Além de ser um escritor versátil, também possui experiência no cinema, elaborou o roteiro do curta-metragem “Watáu”, que foi filmado às margens do rio Araguaia, sob a direção de Débora Torres e recebeu o Prêmio de Incentivo Cultural do Ministério da Cultura. Possui um projeto de sete roteiros de curta-metragem, intitulado “Linguagem Nova”, aprovado pela Lei Goyazes, da Agência Goiana de Cultura. Dentre eles já foram gravados: “A Janela”, sob a direção de Pedro Diniz, com atuação de Marcela Moura, Flávio Miguel e André Pimenta, e “Promessa”, sob a direção de Gel Mess e Ângela Torres, tendo Mauri de Castro como protagonista. Também escreveu com João Batista de Andrade o roteiro do filme “Veias e Vinhos”, baseado no seu romance homônimo. O filme foi gravado em São Paulo, em abril e maio de 2004, e lançado em 2006, tendo em seu elenco os atores: Leonardo Vieira, Simone Spoladore, Eva Wilma, José Dummont, Celso Frateschi, Kaio Pezzutti, Marcela Moura, Mauri de Castro e Ailton Graça, com a direção de João Batista de Andrade. Miguel também foi o idealizador do FestCine Goiânia, e muitos de seus escritos sobre artes visuais foram publicados no livro “Da Caverna ao Museu: Dicionário das Artes Plásticas em Goiás”, de Amaury Menezes.

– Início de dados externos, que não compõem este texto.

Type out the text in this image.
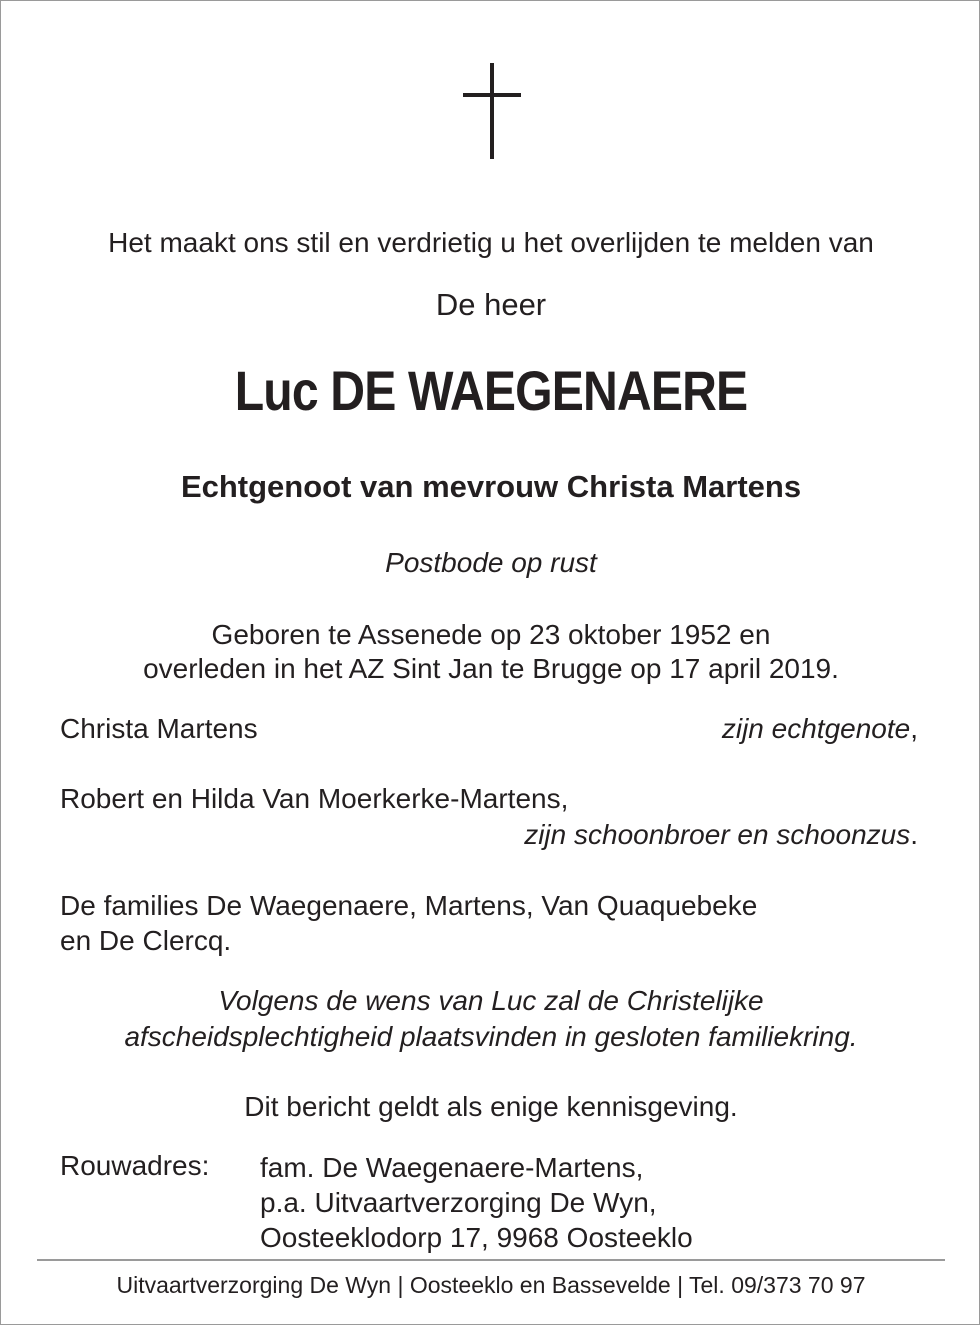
Het maakt ons stil en verdrietig u het overlijden te melden van
De heer
Luc DE WAEGENAERE
Echtgenoot van mevrouw Christa Martens
Postbode op rust
Geboren te Assenede op 23 oktober 1952 en
overleden in het AZ Sint Jan te Brugge op 17 april 2019.
Christa Martens	zijn echtgenote,
Robert en Hilda Van Moerkerke-Martens,
zijn schoonbroer en schoonzus.
De families De Waegenaere, Martens, Van Quaquebeke
en De Clercq.
Volgens de wens van Luc zal de Christelijke
afscheidsplechtigheid plaatsvinden in gesloten familiekring.
Dit bericht geldt als enige kennisgeving.
Rouwadres: fam. De Waegenaere-Martens,
p.a. Uitvaartverzorging De Wyn,
Oosteeklodorp 17, 9968 Oosteeklo
Uitvaartverzorging De Wyn | Oosteeklo en Bassevelde | Tel. 09/373 70 97
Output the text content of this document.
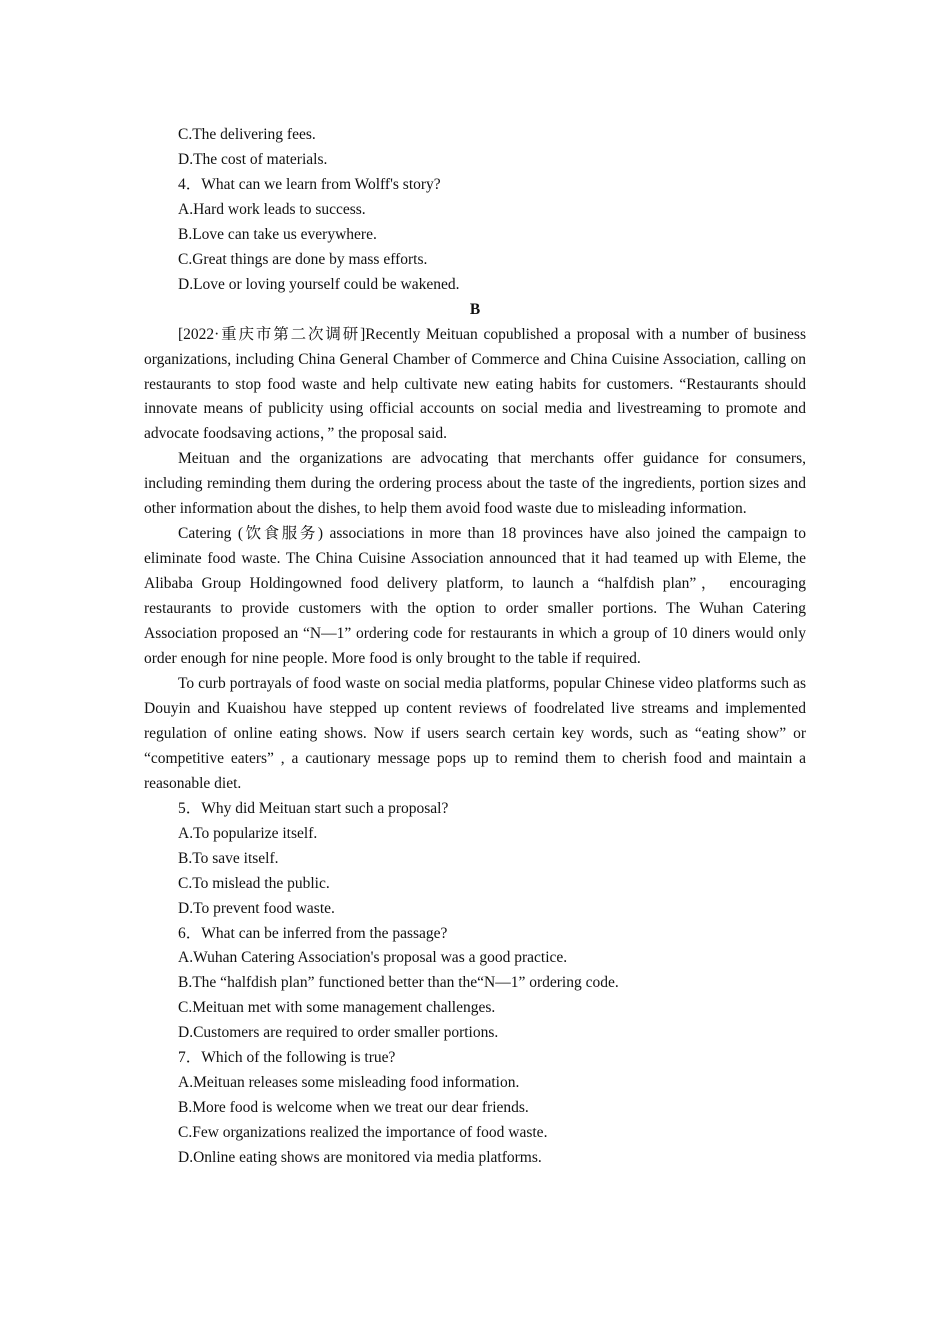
C.The delivering fees.

D.The cost of materials.

4．What can we learn from Wolff's story?

A.Hard work leads to success.

B.Love can take us everywhere.

C.Great things are done by mass efforts.

D.Love or loving yourself could be wakened.

B

[2022·重庆市第二次调研]Recently Meituan copublished a proposal with a number of business organizations, including China General Chamber of Commerce and China Cuisine Association, calling on restaurants to stop food waste and help cultivate new eating habits for customers. “Restaurants should innovate means of publicity using official accounts on social media and livestreaming to promote and advocate foodsaving actions，” the proposal said.

Meituan and the organizations are advocating that merchants offer guidance for consumers, including reminding them during the ordering process about the taste of the ingredients, portion sizes and other information about the dishes, to help them avoid food waste due to misleading information.

Catering (饮食服务) associations in more than 18 provinces have also joined the campaign to eliminate food waste. The China Cuisine Association announced that it had teamed up with Eleme, the Alibaba Group Holdingowned food delivery platform, to launch a “halfdish plan”， encouraging restaurants to provide customers with the option to order smaller portions. The Wuhan Catering Association proposed an “N—1” ordering code for restaurants in which a group of 10 diners would only order enough for nine people. More food is only brought to the table if required.

To curb portrayals of food waste on social media platforms, popular Chinese video platforms such as Douyin and Kuaishou have stepped up content reviews of foodrelated live streams and implemented regulation of online eating shows. Now if users search certain key words, such as “eating show” or “competitive eaters” , a cautionary message pops up to remind them to cherish food and maintain a reasonable diet.

5．Why did Meituan start such a proposal?

A.To popularize itself.

B.To save itself.

C.To mislead the public.

D.To prevent food waste.

6．What can be inferred from the passage?

A.Wuhan Catering Association's proposal was a good practice.

B.The “halfdish plan” functioned better than the“N—1” ordering code.

C.Meituan met with some management challenges.

D.Customers are required to order smaller portions.

7．Which of the following is true?

A.Meituan releases some misleading food information.

B.More food is welcome when we treat our dear friends.

C.Few organizations realized the importance of food waste.

D.Online eating shows are monitored via media platforms.
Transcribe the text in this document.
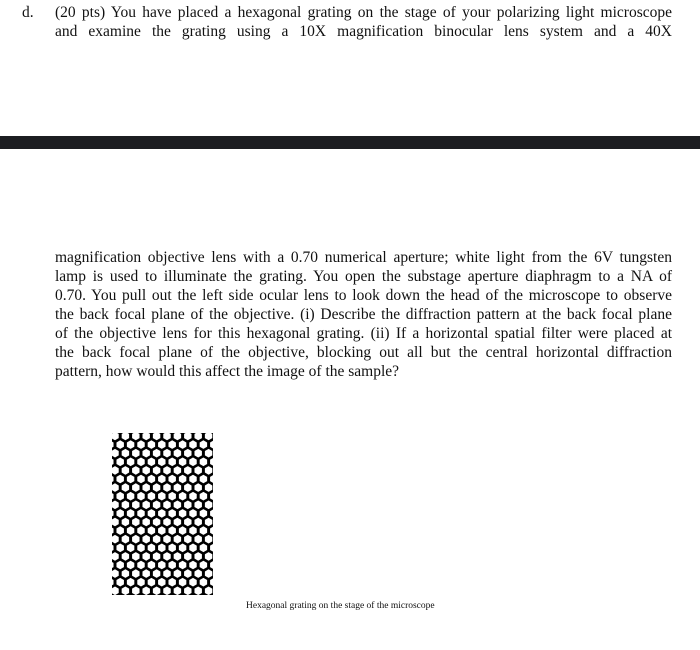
d. (20 pts) You have placed a hexagonal grating on the stage of your polarizing light microscope
and examine the grating using a 10X magnification binocular lens system and a 40X
magnification objective lens with a 0.70 numerical aperture; white light from the 6V tungsten
lamp is used to illuminate the grating. You open the substage aperture diaphragm to a NA of
0.70. You pull out the left side ocular lens to look down the head of the microscope to observe
the back focal plane of the objective. (i) Describe the diffraction pattern at the back focal plane
of the objective lens for this hexagonal grating. (ii) If a horizontal spatial filter were placed at
the back focal plane of the objective, blocking out all but the central horizontal diffraction
pattern, how would this affect the image of the sample?
Hexagonal grating on the stage of the microscope
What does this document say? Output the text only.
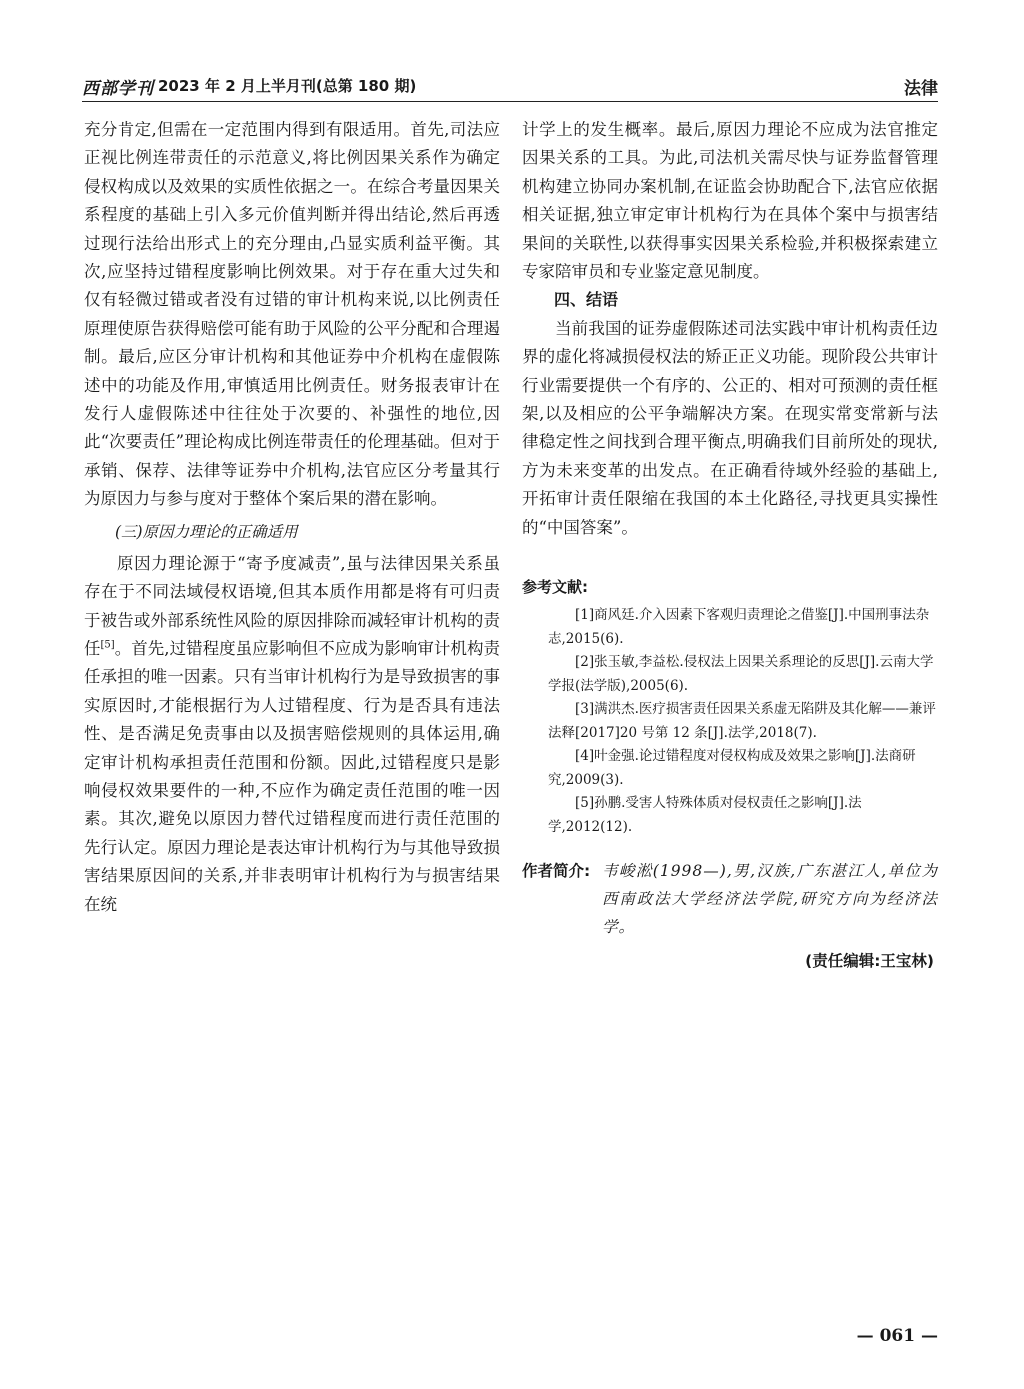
西部学刊 2023 年 2 月上半月刊(总第 180 期)	法律

充分肯定,但需在一定范围内得到有限适用。首先,司法应正视比例连带责任的示范意义,将比例因果关系作为确定侵权构成以及效果的实质性依据之一。在综合考量因果关系程度的基础上引入多元价值判断并得出结论,然后再透过现行法给出形式上的充分理由,凸显实质利益平衡。其次,应坚持过错程度影响比例效果。对于存在重大过失和仅有轻微过错或者没有过错的审计机构来说,以比例责任原理使原告获得赔偿可能有助于风险的公平分配和合理遏制。最后,应区分审计机构和其他证券中介机构在虚假陈述中的功能及作用,审慎适用比例责任。财务报表审计在发行人虚假陈述中往往处于次要的、补强性的地位,因此“次要责任”理论构成比例连带责任的伦理基础。但对于承销、保荐、法律等证券中介机构,法官应区分考量其行为原因力与参与度对于整体个案后果的潜在影响。

(三)原因力理论的正确适用

原因力理论源于“寄予度减责”,虽与法律因果关系虽存在于不同法域侵权语境,但其本质作用都是将有可归责于被告或外部系统性风险的原因排除而减轻审计机构的责任[5]。首先,过错程度虽应影响但不应成为影响审计机构责任承担的唯一因素。只有当审计机构行为是导致损害的事实原因时,才能根据行为人过错程度、行为是否具有违法性、是否满足免责事由以及损害赔偿规则的具体运用,确定审计机构承担责任范围和份额。因此,过错程度只是影响侵权效果要件的一种,不应作为确定责任范围的唯一因素。其次,避免以原因力替代过错程度而进行责任范围的先行认定。原因力理论是表达审计机构行为与其他导致损害结果原因间的关系,并非表明审计机构行为与损害结果在统

计学上的发生概率。最后,原因力理论不应成为法官推定因果关系的工具。为此,司法机关需尽快与证券监督管理机构建立协同办案机制,在证监会协助配合下,法官应依据相关证据,独立审定审计机构行为在具体个案中与损害结果间的关联性,以获得事实因果关系检验,并积极探索建立专家陪审员和专业鉴定意见制度。

四、结语

当前我国的证券虚假陈述司法实践中审计机构责任边界的虚化将减损侵权法的矫正正义功能。现阶段公共审计行业需要提供一个有序的、公正的、相对可预测的责任框架,以及相应的公平争端解决方案。在现实常变常新与法律稳定性之间找到合理平衡点,明确我们目前所处的现状,方为未来变革的出发点。在正确看待域外经验的基础上,开拓审计责任限缩在我国的本土化路径,寻找更具实操性的“中国答案”。

参考文献:

[1]商风廷.介入因素下客观归责理论之借鉴[J].中国刑事法杂志,2015(6).

[2]张玉敏,李益松.侵权法上因果关系理论的反思[J].云南大学学报(法学版),2005(6).

[3]满洪杰.医疗损害责任因果关系虚无陷阱及其化解——兼评法释[2017]20 号第 12 条[J].法学,2018(7).

[4]叶金强.论过错程度对侵权构成及效果之影响[J].法商研究,2009(3).

[5]孙鹏.受害人特殊体质对侵权责任之影响[J].法学,2012(12).

作者简介: 韦峻淞(1998—),男,汉族,广东湛江人,单位为西南政法大学经济法学院,研究方向为经济法学。
(责任编辑:王宝林)
— 061 —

O escritor também foi muito premiado e homenageado pelos seus trabalhos, como o Prêmio ABCA para o romance “Veias e Vinhos”, Prêmio Machado de Assis da Biblioteca Nacional, para o romance “Pão Cozido Debaixo de Brasa”, 2º Prêmio Centro Oeste da FUNARTE com a peça de teatro “Matilda” e o Prêmio Machado de Assis, concedido pela UBE do Rio de Janeiro, para a obra “Minha Querida Beirute”. E neste ano de 2023 está sendo celebrado o ano cultural Miguel Jorge, uma homenagem da Academia Goiana de Letras.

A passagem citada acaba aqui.